Les spectres Raman originaux de la paroi cellulaire du peuplier sont présentés ici. Deux signaux de bruit majeurs, y compris les dérives de base et les pics cosmiques, se répercutent sur les canaux en même temps que les signaux réels. Ceux-ci doivent être supprimés avant l’analyse des données.

Une technique de réduction du bruit telle que l’algorithme de Savitzky-Golay ou l’algorithme des ondelettes peut être appliquée pour éliminer ces signaux de bruit. Pour l’imagerie de la lignine, considérons le pic spectral autour de 1600 centimètres inverses en raison de la vibration d’étirement symétrique de l’anneau aromatique. Pour l’imagerie polysaccharide, utilisez le pic spectral d’environ 2889 centimètres inverses en raison des étirements CH et CH2.

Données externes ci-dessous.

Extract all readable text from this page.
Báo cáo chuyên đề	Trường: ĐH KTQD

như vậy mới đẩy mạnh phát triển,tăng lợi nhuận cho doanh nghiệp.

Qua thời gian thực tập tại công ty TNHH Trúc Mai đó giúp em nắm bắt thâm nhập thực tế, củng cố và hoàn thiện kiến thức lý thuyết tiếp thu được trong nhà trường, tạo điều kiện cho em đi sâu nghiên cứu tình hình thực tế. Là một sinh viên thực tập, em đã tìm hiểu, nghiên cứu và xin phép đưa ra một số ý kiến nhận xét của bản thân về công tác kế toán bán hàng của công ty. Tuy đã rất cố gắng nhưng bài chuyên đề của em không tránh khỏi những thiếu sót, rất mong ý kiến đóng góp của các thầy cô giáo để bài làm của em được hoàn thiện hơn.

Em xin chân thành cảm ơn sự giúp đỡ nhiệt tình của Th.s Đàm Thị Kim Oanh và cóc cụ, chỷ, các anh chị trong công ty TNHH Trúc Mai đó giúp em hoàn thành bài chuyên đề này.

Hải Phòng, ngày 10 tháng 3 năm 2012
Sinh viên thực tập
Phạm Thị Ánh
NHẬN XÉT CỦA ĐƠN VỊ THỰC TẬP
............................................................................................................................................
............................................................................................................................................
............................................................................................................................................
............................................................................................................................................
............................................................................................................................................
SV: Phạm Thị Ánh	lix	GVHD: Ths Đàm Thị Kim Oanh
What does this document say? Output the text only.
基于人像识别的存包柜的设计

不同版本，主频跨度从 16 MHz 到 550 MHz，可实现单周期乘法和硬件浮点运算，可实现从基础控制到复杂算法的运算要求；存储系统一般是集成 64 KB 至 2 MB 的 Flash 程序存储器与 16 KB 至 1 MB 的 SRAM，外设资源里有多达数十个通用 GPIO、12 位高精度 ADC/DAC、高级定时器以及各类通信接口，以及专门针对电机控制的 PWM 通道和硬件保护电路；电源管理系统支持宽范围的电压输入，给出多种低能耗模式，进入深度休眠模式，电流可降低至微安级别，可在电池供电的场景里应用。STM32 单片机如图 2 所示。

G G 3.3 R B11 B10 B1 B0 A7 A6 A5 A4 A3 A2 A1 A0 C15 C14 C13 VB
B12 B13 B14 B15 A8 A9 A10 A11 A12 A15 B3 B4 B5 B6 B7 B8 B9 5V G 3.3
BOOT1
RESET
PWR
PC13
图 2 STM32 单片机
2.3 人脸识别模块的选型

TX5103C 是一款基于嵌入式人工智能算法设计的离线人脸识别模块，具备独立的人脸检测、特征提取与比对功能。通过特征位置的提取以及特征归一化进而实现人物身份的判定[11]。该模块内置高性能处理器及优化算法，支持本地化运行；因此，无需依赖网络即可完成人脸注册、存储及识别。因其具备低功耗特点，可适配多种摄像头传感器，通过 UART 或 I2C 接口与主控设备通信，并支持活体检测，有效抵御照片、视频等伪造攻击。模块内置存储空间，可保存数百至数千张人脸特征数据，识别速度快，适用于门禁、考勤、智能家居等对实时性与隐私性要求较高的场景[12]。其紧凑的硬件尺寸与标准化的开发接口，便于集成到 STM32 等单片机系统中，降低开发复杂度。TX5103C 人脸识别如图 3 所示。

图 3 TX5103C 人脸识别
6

Cependant, les images Raman de cellulose et d’hémicellulose ne peuvent pas être générées directement. La délignification est une procédure nécessaire pour exposer leurs caractéristiques spectrales. En général, nous sommes novices en la matière.

Nous avons du mal, car cela nécessite une formation à la manipulation et à l’apparence du sectionnement des échantillons et à l’analyse des données. Après avoir regardé cette vidéo, vous devriez avoir une bonne compréhension de la façon d’acquérir des informations chimiques sur la paroi cellulaire de la plante à l’aide de méthodes in situ. Suite à cette procédure, d’autres méthodes telles que le prétraitement chimique peuvent être effectuées afin de répondre à des questions supplémentaires, comme la récalcitrance de la paroi cellulaire végétale.

Bien que cette méthode puisse donner un aperçu de la nature structurelle interne et de la topochimie de la paroi cellulaire végétale, elle peut également être appliquée à d’autres échantillons biologiques.